Now, the hard sell

3/5/2001

Now comes the hard part for President Bush. To establish credibility as chief executive, he has to exercise strong leadership in the federal budget process, enforcing his view of where to spend tax dollars and where to cut on a Congress focused mainly on spending.

A dramatic illustration of the difficulty Mr. Bush faces came with the earthquake that rumbled through the Pacific Northwest last Wednesday - the same day the President sent Congress his budget, which would eliminate a federal program used by the city of Seattle during the past three years to strengthen public buildings and bridges against the ravages of such tremors. The administration's budget document argues that the $25 million “Project Impact” program, slated for abolition as part of a 17 percent cut in the budget of the Federal Emergency Management Agency, “has not proven effective.”

“It worked in Seattle,” a FEMA spokeswoman said in explaining that Project Impact was a major reason the city escaped major damage.

Such arguments undoubtedly will resound during the budget process, albeit at less than 6.8 on the Richter scale, as supporters of various programs comb through Mr. Bush's spending blueprint. The document is conspicuously lacking in solid numbers, but it appears to favor the departments of Education, Housing and Urban Development, State, Health and Human Services, Treasury, Defense, and Veterans Affairs. Targeted for cutbacks are Transportation, Agriculture, Environmental Protection Agency, Commerce, Labor, Interior, Energy, and Justice.

Cutbacks in any domestic program are going to be hard for Mr. Bush to justify to a friendly Republican-led Congress, especially given rosy forecasts of $5.6 trillion in budget surpluses over the next 10 years. Democrats will argue, with justification, that the programs are being cut to make way for the $1.6 trillion (and rising) income tax cut, which is solidly tilted in favor of the wealthy.

Mr. Bush thus is in the awkward position of arguing against himself, maintaining on one hand that Congress must restrain itself on spending while trumpeting the popular but illusory line that there will be plenty of money to cut taxes big time, beef up education and defense, and reform Social Security and Medicare, all at once and all painlessly.

The Reagan era proved that massive tax cuts don't produce the economic bonanza that the pie-in-the-sky supply-siders promise, especially when they are accompanied by profligate spending.
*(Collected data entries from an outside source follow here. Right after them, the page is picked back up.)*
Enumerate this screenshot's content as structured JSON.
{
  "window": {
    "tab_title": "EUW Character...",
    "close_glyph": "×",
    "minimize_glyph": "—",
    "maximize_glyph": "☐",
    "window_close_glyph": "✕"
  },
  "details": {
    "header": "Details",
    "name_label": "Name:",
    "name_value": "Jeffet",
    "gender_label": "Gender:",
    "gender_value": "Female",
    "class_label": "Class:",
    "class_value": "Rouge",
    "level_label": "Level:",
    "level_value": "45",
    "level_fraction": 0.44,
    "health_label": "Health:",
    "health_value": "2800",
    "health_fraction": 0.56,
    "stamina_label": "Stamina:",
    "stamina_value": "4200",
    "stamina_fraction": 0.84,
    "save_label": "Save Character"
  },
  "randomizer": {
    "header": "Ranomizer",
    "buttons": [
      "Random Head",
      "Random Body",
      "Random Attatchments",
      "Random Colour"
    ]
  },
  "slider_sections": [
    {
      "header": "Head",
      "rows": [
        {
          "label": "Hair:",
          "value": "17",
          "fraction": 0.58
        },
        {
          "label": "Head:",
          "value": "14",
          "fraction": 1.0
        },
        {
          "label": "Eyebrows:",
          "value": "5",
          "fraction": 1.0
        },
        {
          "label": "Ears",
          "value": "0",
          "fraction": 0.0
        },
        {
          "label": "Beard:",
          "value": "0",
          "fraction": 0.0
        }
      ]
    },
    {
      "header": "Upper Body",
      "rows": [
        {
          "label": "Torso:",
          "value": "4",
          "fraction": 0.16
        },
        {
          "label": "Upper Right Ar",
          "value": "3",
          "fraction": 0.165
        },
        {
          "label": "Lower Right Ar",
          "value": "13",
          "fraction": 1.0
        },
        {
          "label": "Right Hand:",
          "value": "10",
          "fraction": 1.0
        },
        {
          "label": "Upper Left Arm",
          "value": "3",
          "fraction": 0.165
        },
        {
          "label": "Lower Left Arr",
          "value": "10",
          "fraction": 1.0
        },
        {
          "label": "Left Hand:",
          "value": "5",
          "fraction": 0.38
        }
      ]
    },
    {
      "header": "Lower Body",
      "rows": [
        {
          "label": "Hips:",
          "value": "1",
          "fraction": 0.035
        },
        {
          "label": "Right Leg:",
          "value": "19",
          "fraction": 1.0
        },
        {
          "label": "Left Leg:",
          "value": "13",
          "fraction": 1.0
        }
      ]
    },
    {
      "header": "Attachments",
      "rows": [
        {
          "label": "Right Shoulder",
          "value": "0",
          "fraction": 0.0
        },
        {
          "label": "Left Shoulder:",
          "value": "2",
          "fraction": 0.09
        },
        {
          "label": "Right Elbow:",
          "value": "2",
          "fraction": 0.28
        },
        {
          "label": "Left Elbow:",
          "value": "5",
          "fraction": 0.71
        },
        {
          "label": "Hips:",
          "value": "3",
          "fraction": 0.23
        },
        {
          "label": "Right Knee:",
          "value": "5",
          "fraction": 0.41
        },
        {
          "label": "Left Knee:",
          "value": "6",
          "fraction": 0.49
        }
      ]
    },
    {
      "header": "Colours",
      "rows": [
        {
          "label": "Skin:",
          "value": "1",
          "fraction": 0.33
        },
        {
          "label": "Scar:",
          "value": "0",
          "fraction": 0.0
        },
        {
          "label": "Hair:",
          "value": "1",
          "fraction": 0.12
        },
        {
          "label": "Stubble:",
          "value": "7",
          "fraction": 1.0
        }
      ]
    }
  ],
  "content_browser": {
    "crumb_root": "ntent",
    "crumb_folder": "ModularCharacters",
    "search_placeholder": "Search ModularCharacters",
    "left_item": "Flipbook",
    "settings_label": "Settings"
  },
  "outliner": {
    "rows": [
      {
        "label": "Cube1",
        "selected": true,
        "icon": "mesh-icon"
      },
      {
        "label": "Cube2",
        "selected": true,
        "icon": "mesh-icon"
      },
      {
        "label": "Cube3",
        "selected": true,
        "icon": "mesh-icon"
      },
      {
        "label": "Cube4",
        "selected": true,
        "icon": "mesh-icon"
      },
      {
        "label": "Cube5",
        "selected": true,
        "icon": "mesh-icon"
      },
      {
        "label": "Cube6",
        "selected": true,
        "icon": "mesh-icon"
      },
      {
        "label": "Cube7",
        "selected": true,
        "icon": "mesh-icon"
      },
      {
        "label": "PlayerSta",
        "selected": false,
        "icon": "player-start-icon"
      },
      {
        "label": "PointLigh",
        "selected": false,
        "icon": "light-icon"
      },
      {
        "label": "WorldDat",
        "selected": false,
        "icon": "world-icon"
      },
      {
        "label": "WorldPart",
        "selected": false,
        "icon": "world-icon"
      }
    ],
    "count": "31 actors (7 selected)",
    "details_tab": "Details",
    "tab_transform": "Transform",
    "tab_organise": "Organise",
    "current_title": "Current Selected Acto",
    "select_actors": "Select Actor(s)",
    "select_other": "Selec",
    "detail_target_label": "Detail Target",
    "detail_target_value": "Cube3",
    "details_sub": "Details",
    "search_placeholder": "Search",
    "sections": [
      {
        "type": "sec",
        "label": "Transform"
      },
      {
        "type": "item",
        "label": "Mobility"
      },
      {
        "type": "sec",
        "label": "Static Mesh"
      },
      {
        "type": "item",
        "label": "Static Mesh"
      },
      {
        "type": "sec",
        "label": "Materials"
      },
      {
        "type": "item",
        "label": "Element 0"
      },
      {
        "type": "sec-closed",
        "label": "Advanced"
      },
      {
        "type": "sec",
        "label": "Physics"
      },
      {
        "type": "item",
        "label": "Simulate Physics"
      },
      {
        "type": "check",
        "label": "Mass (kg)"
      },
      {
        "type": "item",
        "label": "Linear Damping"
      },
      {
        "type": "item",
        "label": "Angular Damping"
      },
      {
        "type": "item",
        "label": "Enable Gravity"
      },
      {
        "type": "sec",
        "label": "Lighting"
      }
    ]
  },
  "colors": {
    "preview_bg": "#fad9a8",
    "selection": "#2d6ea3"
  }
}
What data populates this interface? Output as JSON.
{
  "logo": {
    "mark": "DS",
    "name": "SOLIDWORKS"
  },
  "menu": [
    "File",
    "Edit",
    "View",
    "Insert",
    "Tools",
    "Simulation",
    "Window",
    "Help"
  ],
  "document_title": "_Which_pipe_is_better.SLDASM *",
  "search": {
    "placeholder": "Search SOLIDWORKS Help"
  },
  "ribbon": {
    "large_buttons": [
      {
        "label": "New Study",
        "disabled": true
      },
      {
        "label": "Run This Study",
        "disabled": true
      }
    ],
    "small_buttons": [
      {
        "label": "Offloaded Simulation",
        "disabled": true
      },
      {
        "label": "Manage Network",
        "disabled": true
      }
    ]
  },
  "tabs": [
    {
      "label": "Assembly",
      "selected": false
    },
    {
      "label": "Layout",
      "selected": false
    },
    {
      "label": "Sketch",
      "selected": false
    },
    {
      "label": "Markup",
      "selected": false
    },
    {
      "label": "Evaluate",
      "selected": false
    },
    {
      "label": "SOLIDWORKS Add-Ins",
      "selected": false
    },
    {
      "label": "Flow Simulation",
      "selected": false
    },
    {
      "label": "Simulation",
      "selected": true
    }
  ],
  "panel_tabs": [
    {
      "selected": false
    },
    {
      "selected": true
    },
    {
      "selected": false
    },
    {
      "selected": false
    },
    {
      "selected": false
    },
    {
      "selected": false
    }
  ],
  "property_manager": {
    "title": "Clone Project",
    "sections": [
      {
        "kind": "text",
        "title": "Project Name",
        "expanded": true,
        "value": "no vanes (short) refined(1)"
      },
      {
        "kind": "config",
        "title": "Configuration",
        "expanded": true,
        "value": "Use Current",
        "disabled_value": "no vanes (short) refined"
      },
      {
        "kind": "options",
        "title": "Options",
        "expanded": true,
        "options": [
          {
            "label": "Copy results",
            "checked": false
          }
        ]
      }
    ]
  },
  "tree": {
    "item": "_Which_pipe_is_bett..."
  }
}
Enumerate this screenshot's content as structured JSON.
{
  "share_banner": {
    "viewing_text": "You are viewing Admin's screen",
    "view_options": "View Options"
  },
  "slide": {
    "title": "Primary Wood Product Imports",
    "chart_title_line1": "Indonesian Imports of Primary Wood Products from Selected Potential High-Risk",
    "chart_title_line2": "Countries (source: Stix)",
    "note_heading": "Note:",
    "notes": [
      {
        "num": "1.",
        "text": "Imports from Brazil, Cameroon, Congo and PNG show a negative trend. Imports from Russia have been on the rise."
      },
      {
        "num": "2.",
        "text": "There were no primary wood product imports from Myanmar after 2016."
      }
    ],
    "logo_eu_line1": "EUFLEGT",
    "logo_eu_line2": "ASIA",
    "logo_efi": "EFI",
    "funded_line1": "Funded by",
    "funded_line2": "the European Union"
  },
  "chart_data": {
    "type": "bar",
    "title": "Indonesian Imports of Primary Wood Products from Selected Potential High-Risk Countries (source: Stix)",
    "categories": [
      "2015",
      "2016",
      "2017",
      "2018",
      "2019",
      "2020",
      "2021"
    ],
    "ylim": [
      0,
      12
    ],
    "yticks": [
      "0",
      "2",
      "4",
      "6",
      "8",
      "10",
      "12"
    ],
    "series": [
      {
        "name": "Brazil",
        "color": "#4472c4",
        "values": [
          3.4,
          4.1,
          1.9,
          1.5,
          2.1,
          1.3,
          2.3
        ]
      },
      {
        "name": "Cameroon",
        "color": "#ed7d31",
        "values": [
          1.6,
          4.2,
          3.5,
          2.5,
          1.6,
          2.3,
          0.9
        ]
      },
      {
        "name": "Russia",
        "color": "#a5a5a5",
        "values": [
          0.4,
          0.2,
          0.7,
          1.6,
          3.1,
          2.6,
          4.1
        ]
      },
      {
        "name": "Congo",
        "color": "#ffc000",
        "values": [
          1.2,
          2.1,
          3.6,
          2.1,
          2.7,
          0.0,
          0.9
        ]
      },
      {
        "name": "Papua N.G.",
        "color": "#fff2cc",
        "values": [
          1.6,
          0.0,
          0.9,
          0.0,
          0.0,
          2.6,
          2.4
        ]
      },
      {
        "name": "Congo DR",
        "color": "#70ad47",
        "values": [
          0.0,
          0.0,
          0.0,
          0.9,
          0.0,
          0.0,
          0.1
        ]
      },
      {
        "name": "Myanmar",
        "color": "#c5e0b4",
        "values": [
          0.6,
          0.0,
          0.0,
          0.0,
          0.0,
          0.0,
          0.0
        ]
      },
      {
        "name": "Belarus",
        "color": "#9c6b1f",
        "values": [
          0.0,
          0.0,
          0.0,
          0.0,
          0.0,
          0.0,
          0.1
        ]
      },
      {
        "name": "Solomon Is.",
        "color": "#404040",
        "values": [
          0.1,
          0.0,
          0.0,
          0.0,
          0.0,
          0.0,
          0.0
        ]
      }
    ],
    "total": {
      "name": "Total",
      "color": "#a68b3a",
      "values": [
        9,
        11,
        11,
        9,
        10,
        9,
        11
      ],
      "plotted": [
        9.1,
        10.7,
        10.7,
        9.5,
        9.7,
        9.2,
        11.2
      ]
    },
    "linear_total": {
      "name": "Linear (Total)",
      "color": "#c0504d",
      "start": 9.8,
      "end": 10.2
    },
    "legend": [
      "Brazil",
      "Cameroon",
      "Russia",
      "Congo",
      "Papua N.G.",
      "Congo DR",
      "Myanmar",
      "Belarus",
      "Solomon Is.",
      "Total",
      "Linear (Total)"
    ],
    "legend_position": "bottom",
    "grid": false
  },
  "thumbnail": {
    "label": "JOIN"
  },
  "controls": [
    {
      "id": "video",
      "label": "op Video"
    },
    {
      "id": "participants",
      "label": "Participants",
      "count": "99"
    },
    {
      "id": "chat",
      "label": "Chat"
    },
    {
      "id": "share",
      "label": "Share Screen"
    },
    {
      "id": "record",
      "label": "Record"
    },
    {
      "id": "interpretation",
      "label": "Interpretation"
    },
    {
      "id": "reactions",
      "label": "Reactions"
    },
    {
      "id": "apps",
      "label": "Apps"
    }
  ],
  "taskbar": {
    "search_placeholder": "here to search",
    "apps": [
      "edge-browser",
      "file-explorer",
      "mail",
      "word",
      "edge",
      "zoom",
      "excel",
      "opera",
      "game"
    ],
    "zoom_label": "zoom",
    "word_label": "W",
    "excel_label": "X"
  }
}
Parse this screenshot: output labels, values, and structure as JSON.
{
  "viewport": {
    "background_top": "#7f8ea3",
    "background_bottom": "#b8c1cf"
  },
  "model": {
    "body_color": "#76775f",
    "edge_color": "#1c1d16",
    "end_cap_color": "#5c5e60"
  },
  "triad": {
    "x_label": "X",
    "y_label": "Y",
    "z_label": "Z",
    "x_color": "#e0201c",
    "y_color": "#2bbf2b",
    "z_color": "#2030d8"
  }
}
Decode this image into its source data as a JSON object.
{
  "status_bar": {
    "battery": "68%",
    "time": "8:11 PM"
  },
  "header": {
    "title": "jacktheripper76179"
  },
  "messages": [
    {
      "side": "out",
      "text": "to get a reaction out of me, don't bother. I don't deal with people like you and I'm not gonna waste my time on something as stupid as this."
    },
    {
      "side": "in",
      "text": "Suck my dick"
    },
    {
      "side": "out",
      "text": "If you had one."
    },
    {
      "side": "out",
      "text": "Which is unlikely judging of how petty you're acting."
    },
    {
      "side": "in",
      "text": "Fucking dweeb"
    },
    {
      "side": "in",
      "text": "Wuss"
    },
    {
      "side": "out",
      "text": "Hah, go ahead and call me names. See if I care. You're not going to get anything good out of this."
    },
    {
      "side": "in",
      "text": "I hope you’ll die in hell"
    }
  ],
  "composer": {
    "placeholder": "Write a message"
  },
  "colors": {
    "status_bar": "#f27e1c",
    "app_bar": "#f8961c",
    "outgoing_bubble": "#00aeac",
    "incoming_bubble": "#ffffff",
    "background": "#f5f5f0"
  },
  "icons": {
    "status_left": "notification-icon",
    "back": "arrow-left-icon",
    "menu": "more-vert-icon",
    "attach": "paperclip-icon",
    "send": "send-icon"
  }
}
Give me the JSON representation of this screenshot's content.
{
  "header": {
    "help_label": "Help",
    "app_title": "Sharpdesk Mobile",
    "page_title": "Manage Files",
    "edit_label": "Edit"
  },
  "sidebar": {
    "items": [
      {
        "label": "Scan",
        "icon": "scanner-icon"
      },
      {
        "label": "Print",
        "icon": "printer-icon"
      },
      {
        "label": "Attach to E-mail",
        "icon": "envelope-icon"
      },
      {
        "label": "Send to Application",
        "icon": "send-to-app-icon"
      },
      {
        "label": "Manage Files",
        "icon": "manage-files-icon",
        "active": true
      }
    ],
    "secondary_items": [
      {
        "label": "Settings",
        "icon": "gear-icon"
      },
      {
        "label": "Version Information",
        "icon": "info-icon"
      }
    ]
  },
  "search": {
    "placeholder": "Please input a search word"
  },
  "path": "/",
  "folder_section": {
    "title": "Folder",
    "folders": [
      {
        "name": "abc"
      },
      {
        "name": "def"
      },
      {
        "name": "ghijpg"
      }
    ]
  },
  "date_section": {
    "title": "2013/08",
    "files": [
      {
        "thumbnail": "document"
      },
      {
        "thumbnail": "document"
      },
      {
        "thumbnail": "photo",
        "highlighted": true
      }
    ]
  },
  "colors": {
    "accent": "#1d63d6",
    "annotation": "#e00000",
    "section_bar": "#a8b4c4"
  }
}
Furthermore, the revenue projections Mr. Bush has staked his budget on are based on incredibly optimistic projections - including unabated growth in the high-tech sector - that seem more unrealistic every day as the economy slows.

It could be argued that Mr. Bush has no choice politically but to pretend that he has a mandate for his budget plan. But just as the earthquake rattled Seattle, moderates of both parties in Congress have the responsibility to jar the budget process back toward the sensible epicenter, including modest spending increases and more equitable tax cuts for the American public.